Johannesburg, 13 June 2018 (ECA) - Experts from Africa’s rail sector gathered this week in Johannesburg to discuss rail transport and how it can be developed to support the grand design for growth on the continent.
Addressing the gathering, Vera Songwe, Executive Secretary of the Economic Commission for Africa (ECA), said that economic development in Africa needs an efficient, expanded, rail network and described the current condition of existing railway infrastructure and rolling stock in many countries as “sub-optimal.”
Currently, Africa has one kilometer of rail track for every 400 square kilometers of land. The rail coverage is 20% broken down to 60% standard gauge), 60% cape gauge and 18% meter gauge, creating what she described as “incompatible and expensive enclaves within the Trans African Railways.”
“Rail will be the future land transport mode of choice for Africa,” said Songwe.
Elaborating on the numerous opportunities for rail transport development in Africa, she said that with the operationalization of the African Continental Free Trade Area (AfCFTA), large volumes of goods and bulk commodities will be generated to create huge markets for rail transport. Additionally, Africa’s large land mass, which is marked by 16 landlocked countries will encourage the development of high speed, high capacity and efficient transport corridors.
“This presents opportunities for rail transport development in Africa”, said Songwe adding, “the large-scale urbanization comes with transportation challenges that can only be handled by railways.”
The Executive Secretary made reference to the need for climatic resilience, stressing that coupled with environmental and safety issues, “will put railways at the forefront of all transport modes.” Furthermore, noted Songwe, “the socio-economic impact of a modal shift of freight from road to rail would achieve maximum greenhouse gas mitigation in the transport sector.
But the railway renaissance comes with a large price-tag for governments and as noted by Ms. Songwe, States’ financial resources are being stretched to the limit and this becomes even more precarious when commodity prices fall.
The recently commissioned 34 km Addis Ababa Light Rail Transit city transport cost $475 million; the bill for the rehabilitation of the Ethiopia-Djibouti Railway was just over $4bn and the new Mombasa to Nairobi rail line is said to have raised Kenya’s external debt by 17%. In South Africa, it is estimated that more than $110 billion will be needed to convert the country’s 20,000 km of the Cape gauge rail track into a standard gauge.
Innovative business models and an urgent recognition that the renaissance of the African rail sector requires a major injection of capital to bring the infrastructure up to an acceptable level are required, according to Songwe.
Furthermore, private sector and public-private partnerships, she said, would give the private sector access to secure, long-term investment opportunities. Private sector partners can profit from PPPs by achieving efficiencies, based on their managerial, technical, financial and innovation capabilities.

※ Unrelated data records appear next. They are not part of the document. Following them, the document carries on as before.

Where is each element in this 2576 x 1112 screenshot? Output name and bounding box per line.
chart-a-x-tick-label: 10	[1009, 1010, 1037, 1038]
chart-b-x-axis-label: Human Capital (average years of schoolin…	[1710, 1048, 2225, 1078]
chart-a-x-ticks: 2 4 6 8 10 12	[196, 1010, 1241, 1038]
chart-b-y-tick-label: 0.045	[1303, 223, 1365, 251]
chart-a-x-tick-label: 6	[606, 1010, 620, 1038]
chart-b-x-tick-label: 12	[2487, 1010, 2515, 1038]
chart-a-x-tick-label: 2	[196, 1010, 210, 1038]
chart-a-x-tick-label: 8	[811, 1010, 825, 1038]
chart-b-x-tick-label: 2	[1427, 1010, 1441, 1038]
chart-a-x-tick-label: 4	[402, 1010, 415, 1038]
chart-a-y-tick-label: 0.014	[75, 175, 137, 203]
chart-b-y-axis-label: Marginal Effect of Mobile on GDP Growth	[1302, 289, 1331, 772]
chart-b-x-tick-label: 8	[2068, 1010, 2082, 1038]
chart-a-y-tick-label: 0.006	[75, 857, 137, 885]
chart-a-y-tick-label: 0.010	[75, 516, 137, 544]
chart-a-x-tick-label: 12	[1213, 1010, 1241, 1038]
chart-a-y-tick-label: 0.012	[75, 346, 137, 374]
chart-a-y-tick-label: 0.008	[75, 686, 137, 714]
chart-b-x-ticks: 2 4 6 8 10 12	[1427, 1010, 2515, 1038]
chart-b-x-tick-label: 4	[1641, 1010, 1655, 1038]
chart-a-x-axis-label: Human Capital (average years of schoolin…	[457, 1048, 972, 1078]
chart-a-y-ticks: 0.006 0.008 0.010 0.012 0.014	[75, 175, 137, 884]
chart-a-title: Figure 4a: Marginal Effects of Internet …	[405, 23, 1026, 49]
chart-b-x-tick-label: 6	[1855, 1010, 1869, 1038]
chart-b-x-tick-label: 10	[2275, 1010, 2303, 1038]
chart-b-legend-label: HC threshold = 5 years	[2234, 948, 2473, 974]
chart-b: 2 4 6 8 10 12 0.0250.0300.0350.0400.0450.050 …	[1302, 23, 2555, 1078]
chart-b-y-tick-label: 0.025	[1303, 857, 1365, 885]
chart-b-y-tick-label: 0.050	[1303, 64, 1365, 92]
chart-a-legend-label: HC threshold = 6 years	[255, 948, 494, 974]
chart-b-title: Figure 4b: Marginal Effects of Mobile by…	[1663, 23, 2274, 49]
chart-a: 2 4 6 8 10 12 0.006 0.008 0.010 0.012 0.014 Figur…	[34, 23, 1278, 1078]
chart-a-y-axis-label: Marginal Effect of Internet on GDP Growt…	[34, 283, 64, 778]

Raising finance for rail development would also be boosted by the Luxembourg Rail Protocol, which noted Songwe, offers some solutions. The Protocol, due to enter into force in late 2019, will protect private investment in the rail sector.
“This protocol creates a new worldwide legal framework to recognize and regulate security interests of lenders secured by railway rolling stock, lessors and vendors selling under conditional sale agreements,” she said.
It applies to all rolling stock, from high-speed trains to trams and will create a common African legal regime, allowing creditors to repossess financed assets on default or insolvency of the debtor, subject to public interest safeguards, and protecting operators and owners as well as financiers as trains move across national borders within Africa.
Ms. Songwe called on governments to ratify the Protocol, saying it would enable the private sector to be tapped into finance delivery and management of the rail sector. This, she stressed, “is important for Africa’s rail renaissance and vital for the future of Africa economic integration; it is an opportunity we dare not let slip through our fingers.”